Бабушка Мавра охотно одобрила Катюхино желание исповедаться, но большего Катька ей не доверила и думы о монастыре могла она поведать лишь отцу Василию под большим секретом, на исповеди. Мавру выпроводила из церкви сразу же после молебна и стала выжидать, пока возле священника народ схлынет.
Отец Василий, окидывая цепким орлиным взглядом оставшихся прихожан, приметил среди них недурную молодуху, что топталась недалеко от аналоя, а к нему все не подходила. Окликнул:
— Ты что это, раба божия, ровно потеряла чего… Подходи.
— Да нет, уж я погожу, — молодка залилась краской, полыхнувшей сквозь смуглую кожу лица. — Пущай люди проходют.
Смекнул отец Василий, что грешница перед ним — особенная, будто бы жаром пахнуло на него от зардевшихся ее щек — натужно крякнул, потянувшись за ней взглядом, повертел головой, словно бы отгоняя от себя наваждение, и поманил к себе очередного раба господня, жаждущего освободиться от содеянных грехов.
Скорехонько пропустил отец Василий нуждающихся в исповеди прихожан, и Катюха тут как тут — подплыла к аналою.
— Исповедаться? — ласково спросил поп.
— Да я… — смешалась и снова залилась краской грешница. — Да мне… побеседовать бы…
— Побеседовать? — подхватил отец Василий и не торопясь зашагал от аналоя к выходу, не доходя, свернул в угол, остановился. — Можно и побеседовать.
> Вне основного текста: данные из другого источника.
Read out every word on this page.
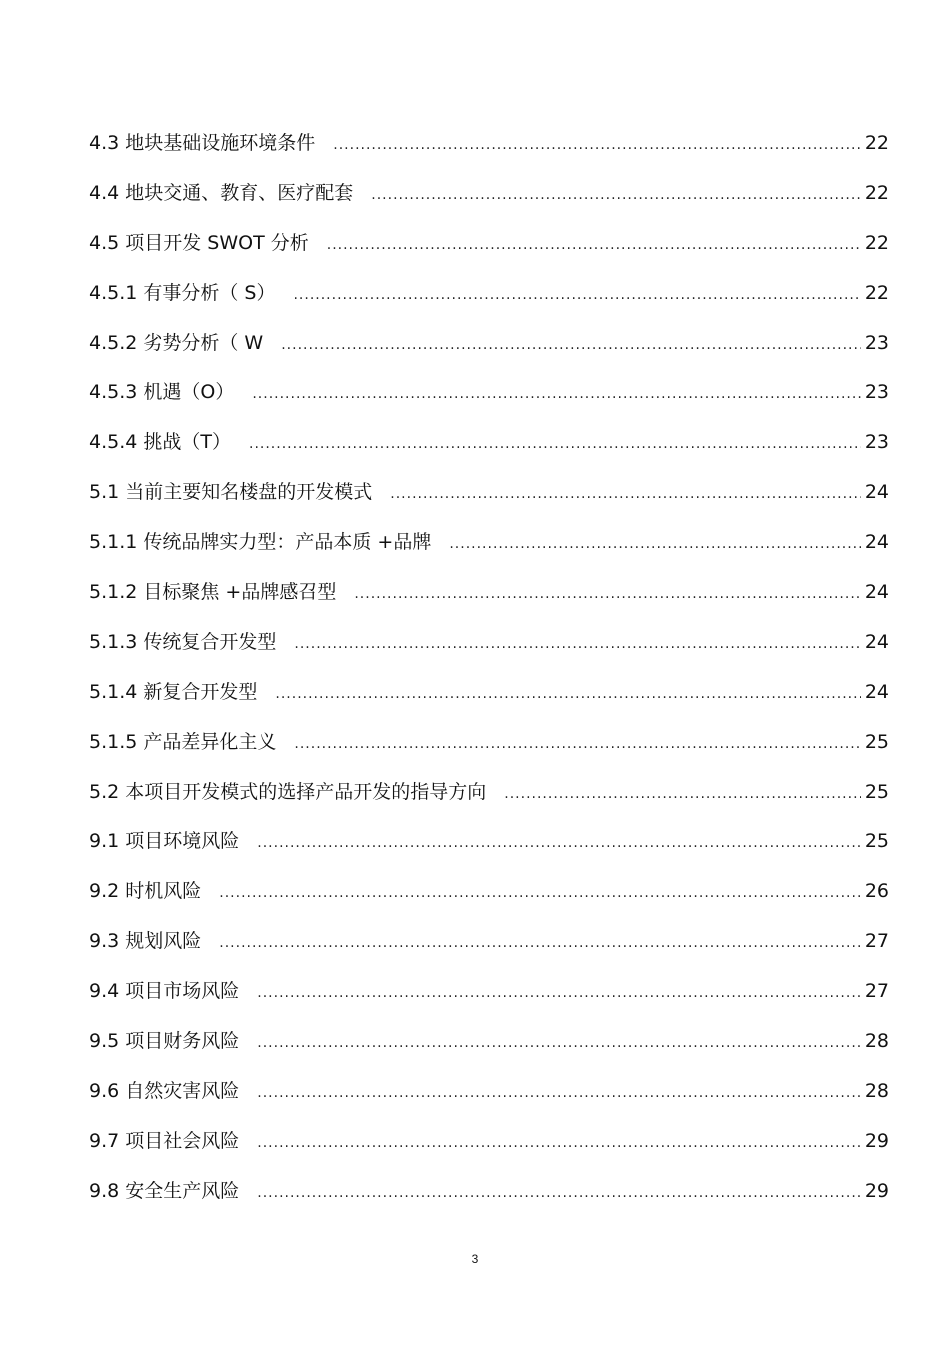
4.3 地块基础设施环境条件 .....	22
4.4 地块交通、教育、医疗配套 .....	22
4.5 项目开发 SWOT 分析 .....	22
4.5.1 有事分析（ S） .....	22
4.5.2 劣势分析（ W .....	23
4.5.3 机遇（O） .....	23
4.5.4 挑战（T） .....	23
5.1 当前主要知名楼盘的开发模式 .....	24
5.1.1 传统品牌实力型：产品本质 +品牌 .....	24
5.1.2 目标聚焦 +品牌感召型 .....	24
5.1.3 传统复合开发型 .....	24
5.1.4 新复合开发型 .....	24
5.1.5 产品差异化主义 .....	25
5.2 本项目开发模式的选择产品开发的指导方向 .....	25
9.1 项目环境风险 .....	25
9.2 时机风险 .....	26
9.3 规划风险 .....	27
9.4 项目市场风险 .....	27
9.5 项目财务风险 .....	28
9.6 自然灾害风险 .....	28
9.7 项目社会风险 .....	29
9.8 安全生产风险 .....	29
3
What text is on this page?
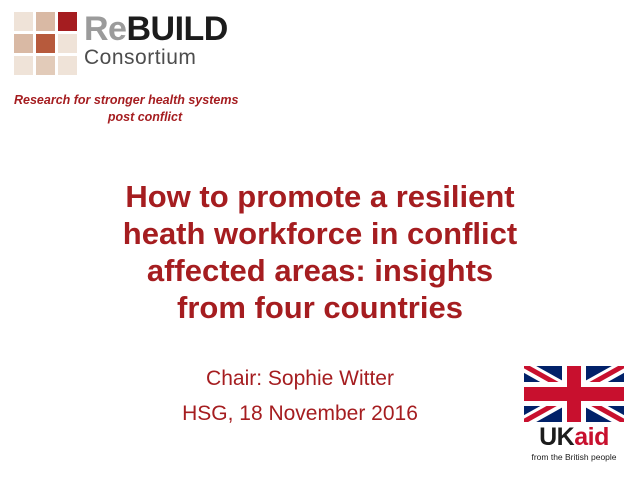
ReBUILD
Consortium
Research for stronger health systems
post conflict
How to promote a resilient
heath workforce in conflict
affected areas: insights
from four countries
Chair: Sophie Witter
HSG, 18 November 2016
UKaid
from the British people
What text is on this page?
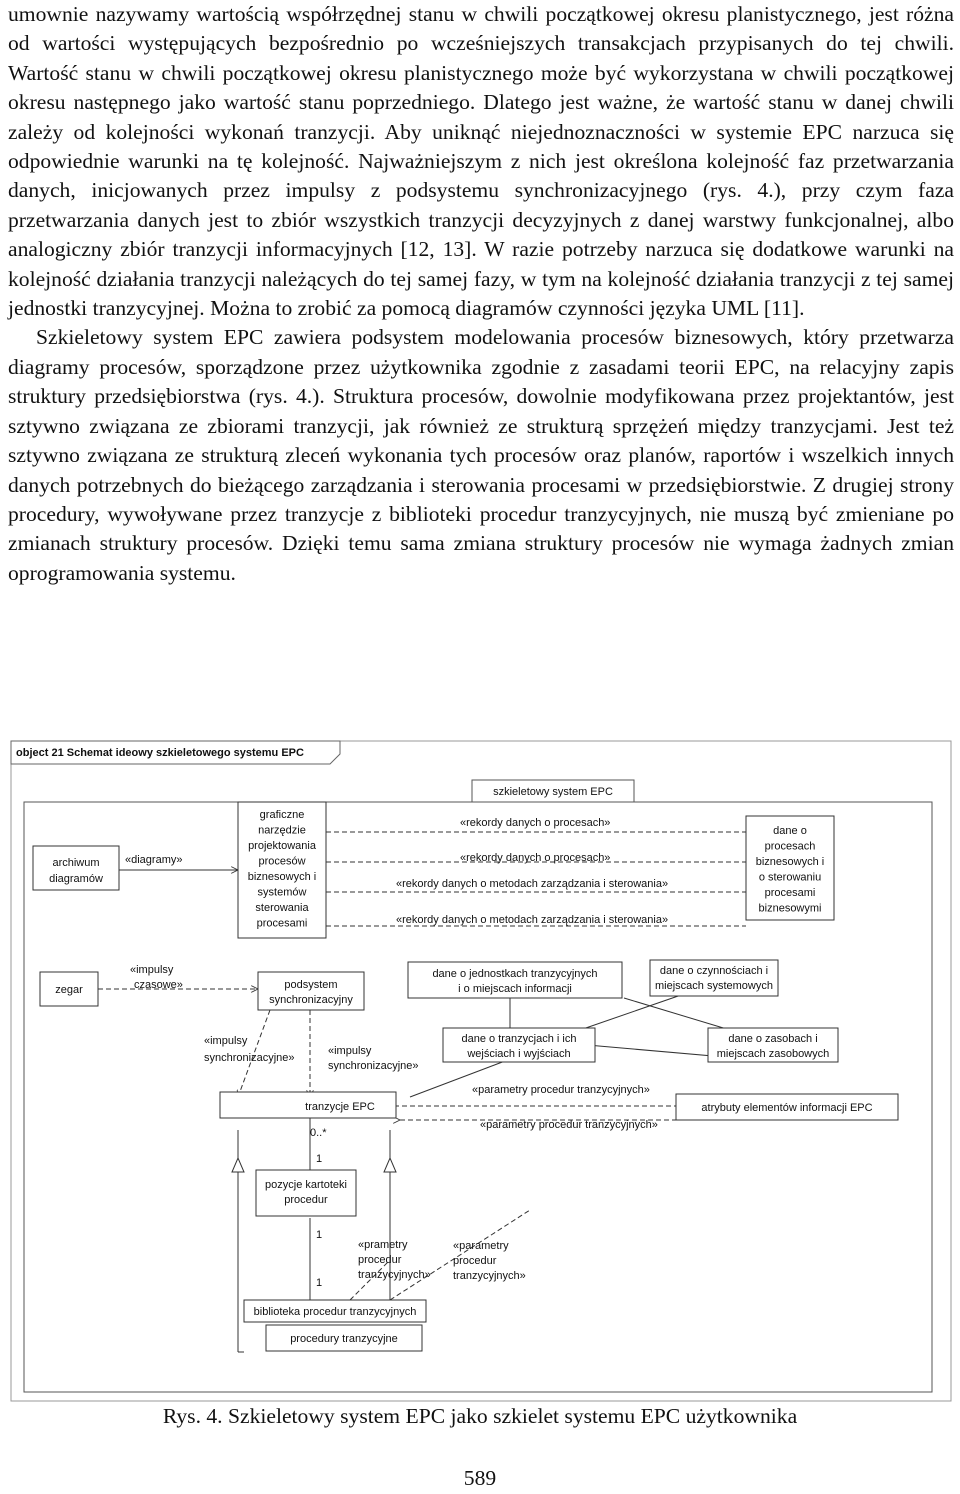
umownie nazywamy wartością współrzędnej stanu w chwili początkowej okresu planistycznego, jest różna od wartości występujących bezpośrednio po wcześniejszych transakcjach przypisanych do tej chwili. Wartość stanu w chwili początkowej okresu planistycznego może być wykorzystana w chwili początkowej okresu następnego jako wartość stanu poprzedniego. Dlatego jest ważne, że wartość stanu w danej chwili zależy od kolejności wykonań tranzycji. Aby uniknąć niejednoznaczności w systemie EPC narzuca się odpowiednie warunki na tę kolejność. Najważniejszym z nich jest określona kolejność faz przetwarzania danych, inicjowanych przez impulsy z podsystemu synchronizacyjnego (rys. 4.), przy czym faza przetwarzania danych jest to zbiór wszystkich tranzycji decyzyjnych z danej warstwy funkcjonalnej, albo analogiczny zbiór tranzycji informacyjnych [12, 13]. W razie potrzeby narzuca się dodatkowe warunki na kolejność działania tranzycji należących do tej samej fazy, w tym na kolejność działania tranzycji z tej samej jednostki tranzycyjnej. Można to zrobić za pomocą diagramów czynności języka UML [11].

Szkieletowy system EPC zawiera podsystem modelowania procesów biznesowych, który przetwarza diagramy procesów, sporządzone przez użytkownika zgodnie z zasadami teorii EPC, na relacyjny zapis struktury przedsiębiorstwa (rys. 4.). Struktura procesów, dowolnie modyfikowana przez projektantów, jest sztywno związana ze zbiorami tranzycji, jak również ze strukturą sprzężeń między tranzycjami. Jest też sztywno związana ze strukturą zleceń wykonania tych procesów oraz planów, raportów i wszelkich innych danych potrzebnych do bieżącego zarządzania i sterowania procesami w przedsiębiorstwie. Z drugiej strony procedury, wywoływane przez tranzycje z biblioteki procedur tranzycyjnych, nie muszą być zmieniane po zmianach struktury procesów. Dzięki temu sama zmiana struktury procesów nie wymaga żadnych zmian oprogramowania systemu.

object 21 Schemat ideowy szkieletowego systemu EPC
szkieletowy system EPC
archiwum diagramów
graficzne narzędzie projektowania procesów biznesowych i systemów sterowania procesami
dane o procesach biznesowych i o sterowaniu procesami biznesowymi
zegar	podsystem synchronizacyjny
dane o jednostkach tranzycyjnych i o miejscach informacji
dane o czynnościach i miejscach systemowych
dane o tranzycjach i ich wejściach i wyjściach
dane o zasobach i miejscach zasobowych
tranzycje EPC	atrybuty elementów informacji EPC
pozycje kartoteki procedur
biblioteka procedur tranzycyjnych
procedury tranzycyjne
«diagramy»
«rekordy danych o procesach»
«rekordy danych o procesach»
«rekordy danych o metodach zarządzania i sterowania»
«rekordy danych o metodach zarządzania i sterowania»
«impulsy
czasowe»
«impulsy
synchronizacyjne»
«impulsy
synchronizacyjne»
«parametry procedur tranzycyjnych»
«parametry procedur tranzycyjnych»
0..*
1
1
1
«prametry
procedur
tranzycyjnych»
«parametry
procedur
tranzycyjnych»
Rys. 4. Szkieletowy system EPC jako szkielet systemu EPC użytkownika
589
Об чем?
Они стояли у самой стены друг против друга. Боясь начать разговор и смущаясь несусветно, Катька мяла носовой платок в потных руках, прокашливалась, но застрявшее в горле слово никак не выходило наружу.
— Успокойся, успокойся, милая, — ласково и вроде бы вкрадчиво говорил отец Василий, положив тяжелую руку на Катькино плечо. — Никто нас не торопит. Успокойся и говори, что привело тебя…
— Да мне бы… В монастырь я хочу…
— Вот оно что! — воскликнул отец Василий, пряча в усах и роскошной бороде едва заметную блудливую улыбку. — Суета, стало быть, мирская, житейские треволнения одолевают… Мм-да… Тишины благостной, покоя в святой обители восхотелось тебе… Ну-у, что же… дело это достойное и богу угодное… Кто станет супротивничать столь благому намерению?..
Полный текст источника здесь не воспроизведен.